Die historischen Erfahrungen der jüdischen Bevölkerung Europas in der Moderne aus transnationaler Perspektive zu betrachten, liegt nahe, da sie wie sonst selten das »Europa der Vaterländer« zu transzendieren schienen.1 Ansätze, jüdische Transnationalität historiographisch zu fassen, sind jedoch selten. Das mag damit zusammenhängen, dass gerade unter dem Signum der europäischen Moderne die jüdische Gemeinschaft gegenüber nichtjüdischen nationalen Ansprüchen in einem Maße zu Parteinahme und Eindeutigkeit gezwungen wurde, das rückblickend transnationale Zugangsweisen zu ihrer Geschichte erschwert.2 Als chancenreich erwies sich in dieser Hinsicht die Öffnung der sowjetischen Archive. Wiewohl oft allein aus staatlicher Sicht die Geschichte der jüdischen Bevölkerung im Zarenreich dokumentierend, trugen die dort gemachten Funde dazu bei, vorherrschende Deutungen zur Geschichte der bedeutendsten jüdischen Bevölkerungsgruppe in der Neuzeit zu revidieren.

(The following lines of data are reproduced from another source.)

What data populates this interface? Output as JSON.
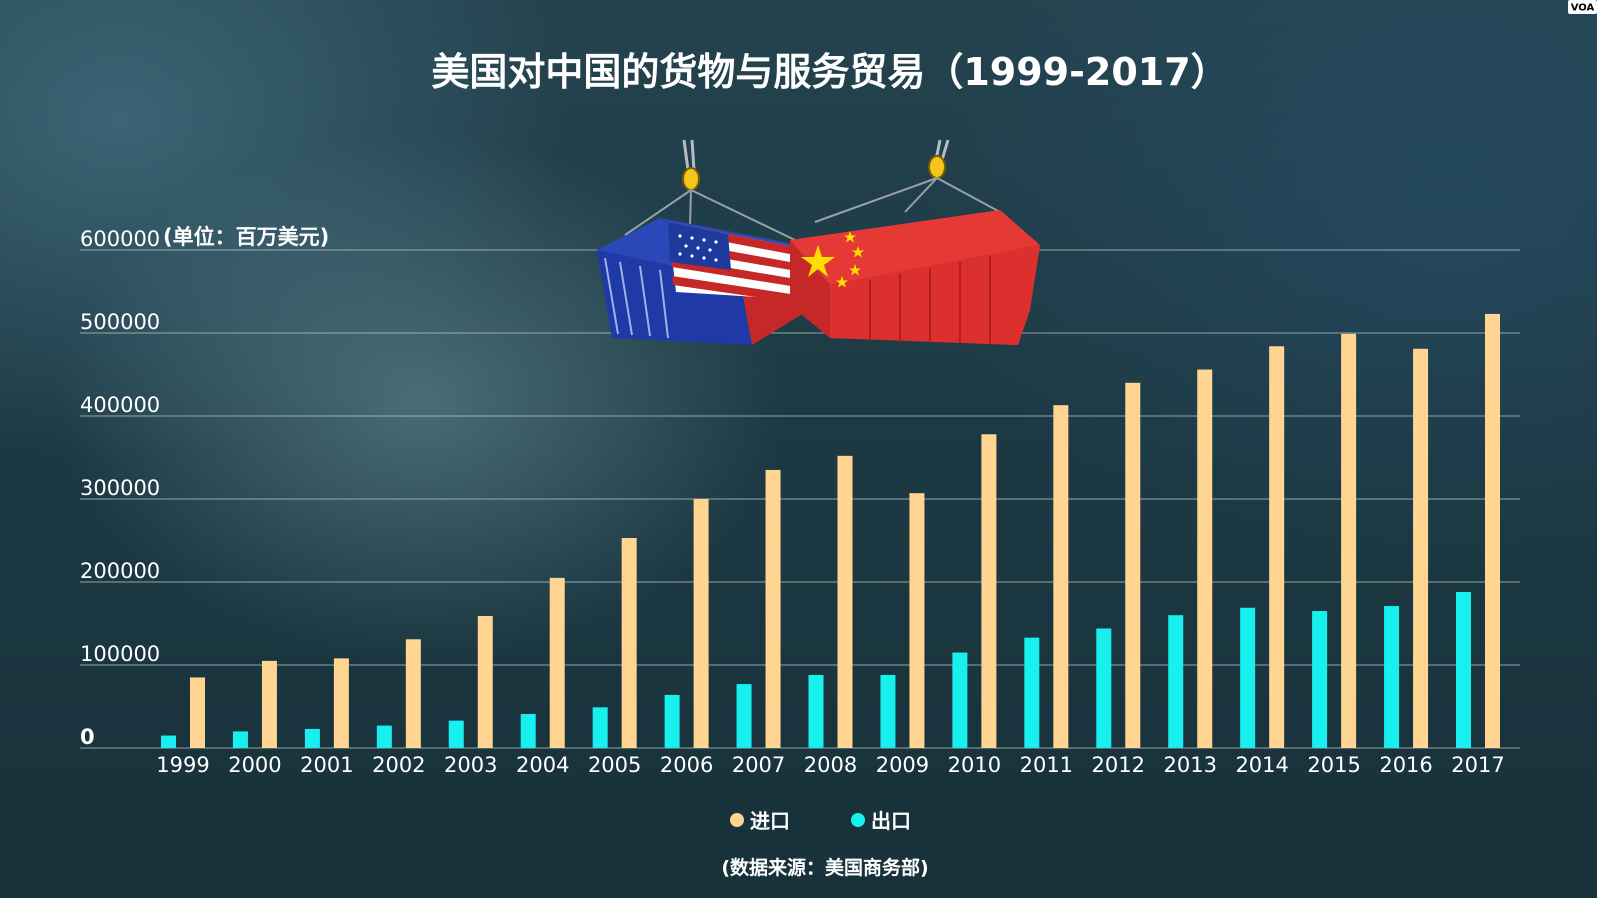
{
  "logo": "VOA",
  "colors": {
    "import": "#ffd591",
    "export": "#18f0f0",
    "grid": "#b9c7cc"
  },
  "illustration": {
    "name": "us-china-trade-containers"
  },
  "source": "(数据来源：美国商务部)",
  "chart_data": {
    "type": "bar",
    "title": "美国对中国的货物与服务贸易（1999-2017）",
    "ylabel": "(单位：百万美元)",
    "ylim": [
      0,
      600000
    ],
    "yticks": [
      0,
      100000,
      200000,
      300000,
      400000,
      500000,
      600000
    ],
    "ytick_labels": [
      "0",
      "100000",
      "200000",
      "300000",
      "400000",
      "500000",
      "600000"
    ],
    "grid": true,
    "legend_position": "bottom",
    "categories": [
      "1999",
      "2000",
      "2001",
      "2002",
      "2003",
      "2004",
      "2005",
      "2006",
      "2007",
      "2008",
      "2009",
      "2010",
      "2011",
      "2012",
      "2013",
      "2014",
      "2015",
      "2016",
      "2017"
    ],
    "series": [
      {
        "name": "进口",
        "values": [
          85000,
          105000,
          108000,
          131000,
          159000,
          205000,
          253000,
          300000,
          335000,
          352000,
          307000,
          378000,
          413000,
          440000,
          456000,
          484000,
          499000,
          481000,
          523000
        ]
      },
      {
        "name": "出口",
        "values": [
          15000,
          20000,
          23000,
          27000,
          33000,
          41000,
          49000,
          64000,
          77000,
          88000,
          88000,
          115000,
          133000,
          144000,
          160000,
          169000,
          165000,
          171000,
          188000
        ]
      }
    ]
  }
}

Neben Überblicken zur jüdischen Geschichte im ausgehenden Zarenreich aus der Feder nordamerikanischer Forscher liegt nun mit Verena Dohrns Habilitationsschrift zur Bildungsgeschichte jüdischer Eliten ein Werk vor, das ebenfalls einen wichtigen Beitrag zur Historisierung der jüdischen Aufklärung im Russischen Reich leistet.3 Im Gegensatz zur Ankündigung im Titel behandelt Dohrn im Wesentlichen zwei ausgesuchte Fälle von Elitenbildung unter den Juden im Russischen Reich. Im Mittelpunkt ihrer Untersuchung stehen Lehrkörper wie Absolventen der einzigen beiden höheren jüdischen Lehrinstitute im Zarenreich. Aufklärung des Individuums sowie Integration der Staatsbürger durch Bildung wurden im 19. Jahrhundert nicht nur in Breslau, Budapest, Padua oder Metz - wo die von Dohrn vergleichend herangezogenen Seminare ihre Pforten öffneten - sondern auch im litauischen Vilna (Vilnius) wie im wolhynischen Žitomir vom Programm zur Realität.
Einerseits bedeutete dies die Etablierung einer Konkurrenz zum herkömmlichen Bildungsgang der bislang als Kontrollinstanz sozialer Veränderung innerhalb der jüdischen Bevölkerung diente. Sozialer Aufstieg durch weltliche Bildung war nun außerhalb der engen Bahnen der Gelehrtenlaufbahn möglich. Diese Entwicklung erzwang die Säkularisierung der Prinzipien, die die Zusammengehörigkeit der jüdischen Gemeinschaft begründeten. In Bezug auf das Verhältnis zwischen Staat und jüdischer Bevölkerung im Zarenreich bedeutete dies, dass das Zarenreich vorsichtig von der lange gepflegten Politik der pauschalen Kooperation mit den traditionellen Eliten der Nichtrussen abrückte. Dass die zarische Politik gegenüber der jüdischen Bevölkerung wenig Stringenz besaß und auf Seiten der maskilim - so die Selbstbezeichnung der jüdischen Aufklärer - nicht nur unkritisch bejubelt wurde, widerspricht diesem Befund nicht.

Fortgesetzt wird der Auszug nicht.